Based on the average number of moles of IO3- in your samples, and the initial volume of those samples, what is the solubility of Ca(IO3)2 in mol/L of the saturated solution in 0.01 M KIO3?
My average molarity was: .000092
My sample volume was: 5ml or .005 L
The solubility of Ca(IO3)2 in mol/L of the saturated solution in 0.01 M KIO3 is 0.00046 mol/L.
To calculate the solubility of Ca(IO3)2 in mol/L (M) of the saturated solution in 0.01 M KIO3, you will need to use the average number of moles of IO3- and the initial volume of the samples.
First, convert the sample volume from milliliters to liters. You mentioned that the sample volume is 5 mL, so it would be 0.005 L.

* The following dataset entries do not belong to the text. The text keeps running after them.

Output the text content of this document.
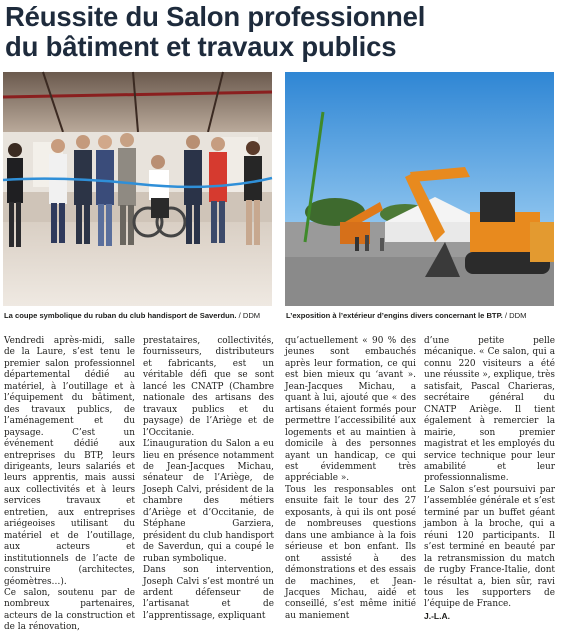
Réussite du Salon professionnel
du bâtiment et travaux publics
La coupe symbolique du ruban du club handisport de Saverdun. / DDM	L’exposition à l’extérieur d’engins divers concernant le BTP. / DDM

Vendredi après-midi, salle de la Laure, s’est tenu le premier salon professionnel départemental dédié au matériel, à l’outillage et à l’équipement du bâtiment, des travaux publics, de l’aménagement et du paysage. C’est un événement dédié aux entreprises du BTP, leurs dirigeants, leurs salariés et leurs apprentis, mais aussi aux collectivités et à leurs services travaux et entretien, aux entreprises ariégeoises utilisant du matériel et de l’outillage, aux acteurs et institutionnels de l’acte de construire (architectes, géomètres…).

Ce salon, soutenu par de nombreux partenaires, acteurs de la construction et de la rénovation,

prestataires, collectivités, fournisseurs, distributeurs et fabricants, est un véritable défi que se sont lancé les CNATP (Chambre nationale des artisans des travaux publics et du paysage) de l’Ariège et de l’Occitanie.

L’inauguration du Salon a eu lieu en présence notamment de Jean-Jacques Michau, sénateur de l’Ariège, de Joseph Calvi, président de la chambre des métiers d’Ariège et d’Occitanie, de Stéphane Garziera, président du club handisport de Saverdun, qui a coupé le ruban symbolique.

Dans son intervention, Joseph Calvi s’est montré un ardent défenseur de l’artisanat et de l’apprentissage, expliquant

qu’actuellement « 90 % des jeunes sont embauchés après leur formation, ce qui est bien mieux qu ‘avant ». Jean-Jacques Michau, a quant à lui, ajouté que « des artisans étaient formés pour permettre l’accessibilité aux logements et au maintien à domicile à des personnes ayant un handicap, ce qui est évidemment très appréciable ».

Tous les responsables ont ensuite fait le tour des 27 exposants, à qui ils ont posé de nombreuses questions dans une ambiance à la fois sérieuse et bon enfant. Ils ont assisté à des démonstrations et des essais de machines, et Jean-Jacques Michau, aidé et conseillé, s’est même initié au maniement

d’une petite pelle mécanique. « Ce salon, qui a connu 220 visiteurs a été une réussite », explique, très satisfait, Pascal Charieras, secrétaire général du CNATP Ariège. Il tient également à remercier la mairie, son premier magistrat et les employés du service technique pour leur amabilité et leur professionnalisme.

Le Salon s’est poursuivi par l’assemblée générale et s’est terminé par un buffet géant jambon à la broche, qui a réuni 120 participants. Il s’est terminé en beauté par la retransmission du match de rugby France-Italie, dont le résultat a, bien sûr, ravi tous les supporters de l’équipe de France.

J.-L.A.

Next, use the formula for molarity (Molarity = moles/volume) to calculate the number of moles of Ca(IO3)2 in the sample. You have the average molarity, which is 0.000092 M, and the volume, which is 0.005 L. Multiply the average molarity by the sample volume:
Average moles of Ca(IO3)2 = 0.000092 M * 0.005 L = 4.6 x 10^-7 moles
Since Ca(IO3)2 dissociates into three moles of IO3- ions for every one mole of Ca(IO3)2, the number of moles of IO3- ions is three times the number of moles of Ca(IO3)2:
Moles of IO3- ions = 3 * 4.6 x 10^-7 moles = 1.38 x 10^-6 moles
Now, divide the number of moles of IO3- ions by the initial volume of the samples (0.005 L) to get the solubility in mol/L:
Solubility of Ca(IO3)2 = 1.38 x 10^-6 moles / 0.005 L ≈ 2.76 x 10^-4 M
Therefore, the solubility of Ca(IO3)2 in the saturated solution would be approximately 2.76 x 10^-4 M.
To find the solubility of Ca(IO3)2 in mol/L of the saturated solution in 0.01 M KIO3, you need to use the stoichiometry of the reaction and the given values.
The balanced equation for the reaction between Ca(IO3)2 and KIO3 is:
2 Ca(IO3)2 + 3 KIO3 → Ca(IO3)2 · 3 KIO3
From the balanced equation, you can see that two moles of Ca(IO3)2 react with three moles of KIO3 to form one mole of Ca(IO3)2 · 3 KIO3.
Given that the average molarity of IO3- in your samples is 0.000092 M and the sample volume is 0.005 L, you can calculate the number of moles of IO3- present in the sample:
moles of IO3- = molarity × volume
= 0.000092 M × 0.005 L
= 0.00000046 moles
Since there is a 1:1 stoichiometric ratio between IO3- and Ca(IO3)2 in the reaction, the number of moles of Ca(IO3)2 present is also 0.00000046 moles.
Now, you can calculate the solubility of Ca(IO3)2 in mol/L of the saturated solution by dividing the moles of Ca(IO3)2 by the sample volume:
solubility = moles of Ca(IO3)2 / volume
= 0.00000046 moles / 0.005 L
= 0.000092 mol/L
Therefore, the solubility of Ca(IO3)2 in mol/L of the saturated solution in 0.01 M KIO3 is 0.000092 mol/L.